Shaky line makes Grbac run for cover

S. Williams joins injured

no ground game allows Bengals to tee off on QB

Bengals 21, Ravens 10

September 24, 2001|By Brent Jones | Brent Jones,SUN STAFF

CINCINNATI - With a little more than six minutes left in the Ravens' 21-10 loss to the Cincinnati Bengals yesterday, quarterback Elvis Grbac took the snap, immediately rolled to his right and tossed a hurried incompletion in the direction of Qadry Ismail.

There was no five-step drop. No hanging in the pocket. Just an all-out bail by Grbac before his offensive linemen had a chance to get in their pass-protecting stances.

For the Ravens, that instance was not unique. Grbac spent much of the second half scrambling to his right away from pressure and either throwing the ball away or trying to force a completion with only half the field to work with.

"As a unit, we just have to handle some things better," center Mike Flynn said.

The offensive line again struggled to create room for running back Terry Allen early, then uncharacteristically struggled late fending off the Bengals' aggressive defense. Grbac was sacked twice and pressured countless other times.

"We just have to go back and look at the film," left guard Edwin Mulitalo said. "We have to go back and see if our blocking scheme wasn't right. We'll move forward. They played better today as a team."

Grbac attempted a career-high 63 passes, completing 33 for 326 yards, one touchdown and three interceptions. Such an extraordinarily high number of attempts are bound to create some pass protection problems, but the situation was compounded with another injury at right tackle.

Sammy Williams went down in the second quarter with a knee sprain, propelling Erik Williams into the lineup for his first game action as a Raven.

Erik Williams had not played in a game of any kind since December, and ended up in close to 60 offensive plays. The former All-Pro was signed to help with the loss of Leon Searcy, who will not be back for another month with a torn triceps suffered in the preseason.

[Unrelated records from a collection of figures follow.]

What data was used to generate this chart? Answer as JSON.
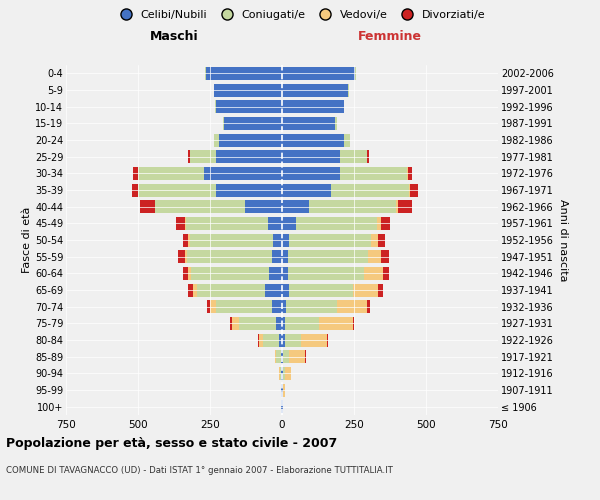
{
  "age_groups": [
    "100+",
    "95-99",
    "90-94",
    "85-89",
    "80-84",
    "75-79",
    "70-74",
    "65-69",
    "60-64",
    "55-59",
    "50-54",
    "45-49",
    "40-44",
    "35-39",
    "30-34",
    "25-29",
    "20-24",
    "15-19",
    "10-14",
    "5-9",
    "0-4"
  ],
  "birth_years": [
    "≤ 1906",
    "1907-1911",
    "1912-1916",
    "1917-1921",
    "1922-1926",
    "1927-1931",
    "1932-1936",
    "1937-1941",
    "1942-1946",
    "1947-1951",
    "1952-1956",
    "1957-1961",
    "1962-1966",
    "1967-1971",
    "1972-1976",
    "1977-1981",
    "1982-1986",
    "1987-1991",
    "1992-1996",
    "1997-2001",
    "2002-2006"
  ],
  "male": {
    "celibi": [
      2,
      2,
      3,
      5,
      10,
      20,
      35,
      60,
      45,
      35,
      30,
      50,
      130,
      230,
      270,
      230,
      220,
      200,
      230,
      235,
      265
    ],
    "coniugati": [
      0,
      1,
      5,
      15,
      55,
      130,
      195,
      235,
      270,
      295,
      290,
      285,
      310,
      270,
      230,
      90,
      15,
      5,
      2,
      2,
      2
    ],
    "vedovi": [
      0,
      0,
      2,
      5,
      15,
      25,
      20,
      15,
      10,
      8,
      5,
      3,
      2,
      1,
      1,
      0,
      0,
      0,
      0,
      0,
      0
    ],
    "divorziati": [
      0,
      0,
      0,
      0,
      2,
      5,
      10,
      15,
      18,
      22,
      18,
      30,
      50,
      20,
      15,
      5,
      2,
      0,
      0,
      0,
      0
    ]
  },
  "female": {
    "nubili": [
      2,
      2,
      4,
      5,
      10,
      10,
      15,
      25,
      20,
      20,
      25,
      50,
      95,
      170,
      200,
      200,
      215,
      185,
      215,
      230,
      255
    ],
    "coniugate": [
      0,
      2,
      8,
      20,
      55,
      120,
      175,
      220,
      265,
      280,
      285,
      280,
      300,
      270,
      235,
      95,
      20,
      5,
      2,
      2,
      2
    ],
    "vedove": [
      2,
      5,
      20,
      55,
      90,
      115,
      105,
      90,
      65,
      45,
      25,
      15,
      8,
      3,
      2,
      1,
      0,
      0,
      0,
      0,
      0
    ],
    "divorziate": [
      0,
      0,
      0,
      2,
      3,
      5,
      10,
      15,
      22,
      28,
      22,
      30,
      50,
      30,
      15,
      5,
      2,
      0,
      0,
      0,
      0
    ]
  },
  "colors": {
    "celibi": "#4472c4",
    "coniugati": "#c5d8a0",
    "vedovi": "#f5c97e",
    "divorziati": "#cc2222"
  },
  "title": "Popolazione per età, sesso e stato civile - 2007",
  "subtitle": "COMUNE DI TAVAGNACCO (UD) - Dati ISTAT 1° gennaio 2007 - Elaborazione TUTTITALIA.IT",
  "xlabel_left": "Maschi",
  "xlabel_right": "Femmine",
  "ylabel_left": "Fasce di età",
  "ylabel_right": "Anni di nascita",
  "xlim": 750,
  "legend": [
    "Celibi/Nubili",
    "Coniugati/e",
    "Vedovi/e",
    "Divorziati/e"
  ],
  "background_color": "#f0f0f0"
}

The player next to Williams, rookie guard Bennie Anderson, had never played in a regular-season NFL game. Anderson replaced Kipp Vickers, who started the game but was ineffective, in the second quarter.

"I'd have to see if there was anything we could do better," Ravens coach Brian Billick said of his line play.

"When Sammy Williams went down, Erik Williams came and battled under tough circumstances. Bennie Anderson played a good portion of the game, so we're going to have a good way to evaluate him and see how he held up."

Along with working in two new members, the line had to deal with an array of blitzes from a Cincinnati team that seemed to sense an upset in the making as the second half went on.

"They didn't show us anything we hadn't seen in practice," Anderson said. "They did a lot of different blitzes, but it was nothing we hadn't already seen in practice."

Said Billick: "When they can turn it loose, whether they bring extra people or not, that's tough on your offensive linemen. That's a defensive lineman's dream to be in that situation. So scramble around, make some plays out of it, and that is the way it's going to be if you get into a situation where you're behind and you're throwing for your life."

But the problems started much earlier than that for the Ravens.

Allen had 20 yards on 13 attempts in the first half, an average of 1.5 yards a carry. It was the continuation of a nonexistent running game that dates to the preseason when Jamal Lewis went down with a season-ending knee injury.

In the Ravens' two games, they have rushed 50 times for 118 yards.

"We have to sustain blocks," Flynn said. "When you look at the film, on the point of attack, we're doing well but we're letting guys get off. Instead of getting 5-, 6-, 7-yard gains, we're getting line of scrimmage, 2-yard gains."

A more effective running game would keep the defense more honest than the Bengals.

"We knew they were going to bring a lot of blitzes, and we hung in there," Flynn said. "We had Bennie come in and Erik come in, and Erik's been there about a week and a half.

"He played the whole game and battled his tail off. We need that. In the long run, it's going to help us. We're going to be all right. We just need to be more physical and aggressive."